The simulation of flow in a proppant pack is done using sand packs of different permeabilities. The base case for the work is established using sandstone samples with various permeabilities. The sandstone samples include Gray-Berea with uncoated absolute permeability of 86 mD, Buff Berea with uncoated absolute permeability of 374 mD, Bentheimer sandstone with uncoated absolute permeability of 277 mD and Leopard sandstone with the uncoated absolute permeability of 803 mD. The sand packs used are 20/40 mesh with uncoated absolute permeability of 31 D, 40/60 mesh with uncoated absolute permeability of 22 D and 50/70 mesh with uncoated absolute permeability of 21 D. After measuring the absolute permeability, wettability (using contact angle method) and relative permeability, all the samples were coated and the properties were measured again.

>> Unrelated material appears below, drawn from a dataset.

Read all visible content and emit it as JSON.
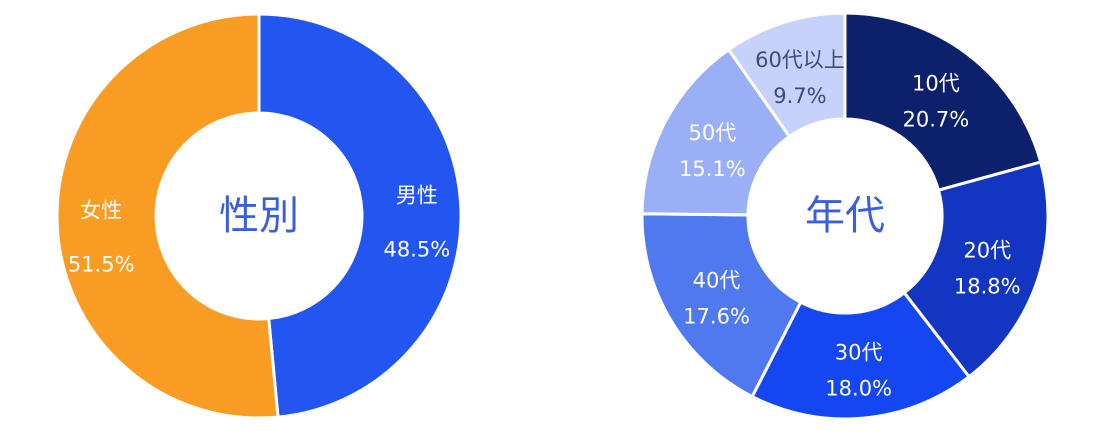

The results show that the modification enhances fluid flow through pores. The surfaces for all the samples were altered from a hydrophilic to a hydrophobic surface. The contact angle between the fluid and samples was observed to be almost 90° with water and >60° for oil, after modification. This confirms modification of samples to partial-wetting state. An increase in absolute permeability is observed from 14.54% for Gray-Berea to 184% for Leopard sandstone. The increase in absolute permeability for sand packs is observed from, 23% for 20/40 mesh sand, to 5.28% for 50/70 mesh sand. It was observed that modification is more efficient for a sample with a higher permeability, but further studies are in process to relate the permeability enhancement to total surface area.
Since the production rate of tight sandstone and shale reservoirs is low, especially in liquid-rich reservoirs and significant amount of water is injected for reservoir stimulation, enhancement in fracture conductivity resulting from proppant surface modification can have a meaningful impact on the recovery of these reservoirs. This study uses experimental techniques to show the effectiveness of nano-roughness coating on the reduction of friction which can lead to enhancement in fracture conductivity.